As lideranças participam de capacitações para desenvolverem uma ideia ou desafio, visando impulsionar suas causas e seguir para a próxima fase da jornada, a incubação.
A incubação terá até 10 negócios de impacto social que participarão de imersões e mentorias, e ainda contarão com investimento de capital semente não reembolsável.
Conexões de Impacto 2.5 – 2.5 Ventures – O objetivo é fortalecer o ecossistema de empreendedorismo de impacto de Campinas. Faz isso identificando e apoiando negócios de impacto que contribuem para a solução dos problemas socioambientais da região metropolitana. Facilita conexões com investidores e o acesso ao mercado com grandes corporações da região.

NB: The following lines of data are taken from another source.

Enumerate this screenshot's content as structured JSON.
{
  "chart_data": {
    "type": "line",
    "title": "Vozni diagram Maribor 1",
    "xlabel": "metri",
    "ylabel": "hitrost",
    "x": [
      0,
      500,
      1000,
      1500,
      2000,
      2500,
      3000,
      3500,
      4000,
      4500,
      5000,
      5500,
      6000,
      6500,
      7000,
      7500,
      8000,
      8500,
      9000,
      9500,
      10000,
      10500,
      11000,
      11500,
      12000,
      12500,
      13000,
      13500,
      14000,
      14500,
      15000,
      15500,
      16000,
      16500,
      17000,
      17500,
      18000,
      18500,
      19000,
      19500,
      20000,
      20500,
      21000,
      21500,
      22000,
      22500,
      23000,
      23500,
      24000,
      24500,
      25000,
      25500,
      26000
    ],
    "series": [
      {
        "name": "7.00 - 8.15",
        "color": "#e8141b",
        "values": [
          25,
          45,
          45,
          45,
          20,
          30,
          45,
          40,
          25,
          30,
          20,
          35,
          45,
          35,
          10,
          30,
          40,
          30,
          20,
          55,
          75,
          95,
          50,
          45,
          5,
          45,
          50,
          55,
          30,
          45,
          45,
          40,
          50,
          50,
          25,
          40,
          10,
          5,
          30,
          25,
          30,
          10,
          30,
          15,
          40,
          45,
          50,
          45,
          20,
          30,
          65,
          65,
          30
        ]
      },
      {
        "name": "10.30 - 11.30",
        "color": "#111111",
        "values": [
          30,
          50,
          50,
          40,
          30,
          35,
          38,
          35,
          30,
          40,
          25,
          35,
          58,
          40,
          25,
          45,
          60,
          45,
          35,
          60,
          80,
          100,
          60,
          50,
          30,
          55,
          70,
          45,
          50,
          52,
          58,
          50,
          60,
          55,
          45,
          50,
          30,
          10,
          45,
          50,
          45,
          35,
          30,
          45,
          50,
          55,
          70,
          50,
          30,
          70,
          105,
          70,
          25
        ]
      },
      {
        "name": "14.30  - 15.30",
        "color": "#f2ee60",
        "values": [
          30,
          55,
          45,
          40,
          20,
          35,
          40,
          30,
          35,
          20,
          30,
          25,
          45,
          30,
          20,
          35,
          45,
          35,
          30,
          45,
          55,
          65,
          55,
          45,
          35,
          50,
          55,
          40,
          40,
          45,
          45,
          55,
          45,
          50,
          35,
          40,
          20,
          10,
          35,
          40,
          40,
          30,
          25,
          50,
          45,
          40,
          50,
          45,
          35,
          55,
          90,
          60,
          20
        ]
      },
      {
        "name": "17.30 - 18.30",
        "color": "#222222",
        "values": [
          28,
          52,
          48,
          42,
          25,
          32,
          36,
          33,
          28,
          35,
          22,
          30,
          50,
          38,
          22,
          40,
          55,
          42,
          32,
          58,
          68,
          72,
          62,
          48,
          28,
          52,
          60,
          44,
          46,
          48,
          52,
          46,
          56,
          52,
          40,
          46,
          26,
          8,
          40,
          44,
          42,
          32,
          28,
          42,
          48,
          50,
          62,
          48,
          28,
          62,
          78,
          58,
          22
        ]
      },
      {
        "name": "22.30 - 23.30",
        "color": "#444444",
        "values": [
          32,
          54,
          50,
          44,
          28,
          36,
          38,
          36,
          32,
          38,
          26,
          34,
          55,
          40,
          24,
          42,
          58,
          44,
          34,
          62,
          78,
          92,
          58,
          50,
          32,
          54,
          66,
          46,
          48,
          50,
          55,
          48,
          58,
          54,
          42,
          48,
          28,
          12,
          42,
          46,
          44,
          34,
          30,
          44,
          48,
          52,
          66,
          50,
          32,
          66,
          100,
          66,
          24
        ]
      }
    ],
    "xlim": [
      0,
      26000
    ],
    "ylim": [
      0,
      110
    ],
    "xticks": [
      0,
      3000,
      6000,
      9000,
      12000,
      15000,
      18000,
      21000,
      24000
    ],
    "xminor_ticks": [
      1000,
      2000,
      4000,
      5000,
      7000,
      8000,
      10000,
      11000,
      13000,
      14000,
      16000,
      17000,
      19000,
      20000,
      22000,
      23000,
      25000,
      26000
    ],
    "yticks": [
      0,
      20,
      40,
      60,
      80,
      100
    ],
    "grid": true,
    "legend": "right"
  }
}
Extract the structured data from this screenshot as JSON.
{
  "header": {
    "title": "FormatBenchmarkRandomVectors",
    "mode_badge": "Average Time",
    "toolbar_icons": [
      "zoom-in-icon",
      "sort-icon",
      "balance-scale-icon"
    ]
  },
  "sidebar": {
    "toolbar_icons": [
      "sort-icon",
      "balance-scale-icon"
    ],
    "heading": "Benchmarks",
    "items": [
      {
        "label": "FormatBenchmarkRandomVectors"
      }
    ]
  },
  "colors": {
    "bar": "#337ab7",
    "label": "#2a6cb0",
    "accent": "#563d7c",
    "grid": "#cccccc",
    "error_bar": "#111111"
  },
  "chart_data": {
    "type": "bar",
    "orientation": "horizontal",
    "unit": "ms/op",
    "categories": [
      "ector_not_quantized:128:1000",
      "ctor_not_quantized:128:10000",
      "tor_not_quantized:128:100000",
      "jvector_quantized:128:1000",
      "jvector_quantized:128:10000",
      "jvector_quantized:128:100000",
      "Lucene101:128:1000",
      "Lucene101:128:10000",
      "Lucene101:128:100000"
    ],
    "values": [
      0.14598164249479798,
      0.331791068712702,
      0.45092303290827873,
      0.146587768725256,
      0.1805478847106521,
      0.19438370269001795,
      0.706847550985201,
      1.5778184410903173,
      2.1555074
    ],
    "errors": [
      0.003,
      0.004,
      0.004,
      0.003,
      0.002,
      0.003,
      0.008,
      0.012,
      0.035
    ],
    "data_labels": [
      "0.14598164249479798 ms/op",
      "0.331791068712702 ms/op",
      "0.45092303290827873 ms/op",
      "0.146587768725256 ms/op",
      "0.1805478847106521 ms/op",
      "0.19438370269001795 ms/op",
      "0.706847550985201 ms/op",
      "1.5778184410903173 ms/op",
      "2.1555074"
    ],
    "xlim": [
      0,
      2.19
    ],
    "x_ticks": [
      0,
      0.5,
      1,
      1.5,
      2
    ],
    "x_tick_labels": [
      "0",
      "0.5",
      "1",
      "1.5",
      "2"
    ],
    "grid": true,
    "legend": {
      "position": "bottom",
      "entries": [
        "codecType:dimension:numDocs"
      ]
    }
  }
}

Serão selecionados até 20 negócios de impacto que possam contribuir para a resolução de problemas socioambientais. Eles receberão workshops sobre o ecossistema de impacto e teoria da mudança, modelo de negócios e pitch (forma de apresentar o próprio negócio). O objetivo é preparar os empreendedores e seus negócios para a conexão com mercado e investidores.
Cada startup terá uma mentoria individual para cada um dos temas. Ao final do programa, haverá um encontro presencial, no qual as startups terão a oportunidade de fazer a apresentação dos seus pitches para uma banca formada por investidores, grandes corporações.
Cria Impacto – Realizado pela PUC-Campinas, o Programa de Pré-aceleração de Negócios de Impacto tem como objetivo incentivar o desenvolvimento do empreendedorismo de impacto social. Para isso, fomenta a aceleração de negócios de impacto entre jovens em situação de vulnerabilidade socioeconômica.
O público-alvo são alunos de ensino médio de escola pública localizada em região que concentra jovens em situação de vulnerabilidade socioeconômica na cidade de Campinas. Os trabalhos se iniciam já em agosto.
Os participantes serão capacitados para a construção de soluções aos problemas sociais e/ou ambientais. Terão a participação de professores, alunos da graduação, da Liga Acadêmica de Negócios de Impacto e de eventuais entidades e/ou negócios de impacto que atuem na temática, em Campinas. Além do suporte e aconselhamento, durante todo o processo, dos professores especialistas da PUC-Campinas e mentores da Rede Mescla.